Definition at line 15 of file init.cc.

◆ GlobalMPIComm()

MPI_Comm caffe2::GlobalMPIComm ( )

Gets the global MPI communicator used by Caffe2.

In default, this is MPI_COMM_WORLD unless you call SetGlobalMPIComm().

Definition at line 20 of file mpi_common.cc.

◆ HasCudaGPU()

bool caffe2::HasCudaGPU ( )
inline

Check if the current running session has a cuda gpu present.

Note that this is different from having caffe2 built with cuda.
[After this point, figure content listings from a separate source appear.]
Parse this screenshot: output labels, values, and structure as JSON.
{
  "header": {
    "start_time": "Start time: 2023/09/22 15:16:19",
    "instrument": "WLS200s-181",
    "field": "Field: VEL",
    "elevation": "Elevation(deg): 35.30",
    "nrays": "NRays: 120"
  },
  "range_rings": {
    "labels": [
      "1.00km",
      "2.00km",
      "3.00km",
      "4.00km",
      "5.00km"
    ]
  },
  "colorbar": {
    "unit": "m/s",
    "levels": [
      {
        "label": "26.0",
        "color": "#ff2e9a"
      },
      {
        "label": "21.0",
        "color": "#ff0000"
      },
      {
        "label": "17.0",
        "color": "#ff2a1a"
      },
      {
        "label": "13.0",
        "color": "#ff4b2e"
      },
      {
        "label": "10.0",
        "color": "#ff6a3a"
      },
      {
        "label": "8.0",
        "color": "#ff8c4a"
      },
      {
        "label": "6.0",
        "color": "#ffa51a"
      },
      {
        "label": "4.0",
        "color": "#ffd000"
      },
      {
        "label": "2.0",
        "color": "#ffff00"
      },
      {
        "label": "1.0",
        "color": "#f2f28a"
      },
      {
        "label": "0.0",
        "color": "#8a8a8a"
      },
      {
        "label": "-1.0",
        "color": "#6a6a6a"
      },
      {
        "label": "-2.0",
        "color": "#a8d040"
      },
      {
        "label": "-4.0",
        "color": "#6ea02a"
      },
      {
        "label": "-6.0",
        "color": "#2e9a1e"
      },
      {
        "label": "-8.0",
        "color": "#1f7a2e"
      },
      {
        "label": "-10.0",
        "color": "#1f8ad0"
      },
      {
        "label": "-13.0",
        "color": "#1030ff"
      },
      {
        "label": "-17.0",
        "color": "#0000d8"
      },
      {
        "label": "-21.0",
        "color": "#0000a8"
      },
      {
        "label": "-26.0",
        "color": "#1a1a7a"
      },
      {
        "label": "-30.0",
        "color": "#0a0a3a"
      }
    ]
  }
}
Building Caffe2 with cuda only guarantees that this function exists. If there are no cuda gpus present in the machine, or there are hardware configuration problems like an insufficient driver, this function will still return false, meaning that there is no usable GPU present.

Definition at line 64 of file common_gpu.h.

◆ MPISetupPeers()

void caffe2::MPISetupPeers ( const int  replicas,
const string &  role,
const string &  job_path 
)

A function used to perform peer setup so one does not need to use mpirun / mpiexec to run the binary.

Note that if you use mpirun or mpiexec to set up the common world, do not use this function - MPI_Init would have already set that up.

This also assumes that you have a common path (like NFS) that multiple instances can read from.

Inputs: replicas (int): the number of replicas that mpi will run with. role (string): the role of this process, "server" or "client". job_path (string): a file name that the server will write its port into and the clients will read the server's port from.

Definition at line 94 of file mpi_common.cc.

◆ ParseCaffeCommandLineFlags()

bool caffe2::ParseCaffeCommandLineFlags ( int *  pargc,
char ***  pargv 
)

Parses the commandline flags.

This command parses all the commandline arguments passed in via pargc and argv. Once it is finished, partc and argv will contain the remaining commandline args that caffe2 does not deal with. Note that following convention, argv[0] contains the binary name and is not parsed.

Definition at line 55 of file flags.cc.

◆ SetDefaultGPUID()

void caffe2::SetDefaultGPUID ( const int  deviceid)

Sets the default GPU id for Caffe2.

If an operator is set to run on Cuda GPU but no gpu id is given, we will use the default gpu id to run the operator. Before this function is explicitly called, GPU 0 will be the default GPU id.

Definition at line 80 of file common_gpu.cc.

◆ SetGlobalMPIComm()

void caffe2::SetGlobalMPIComm ( MPI_Comm  new_comm)

Sets the global MPI communicator.

Caffe2 takes over the ownership of the passed in communicator.

Definition at line 24 of file mpi_common.cc.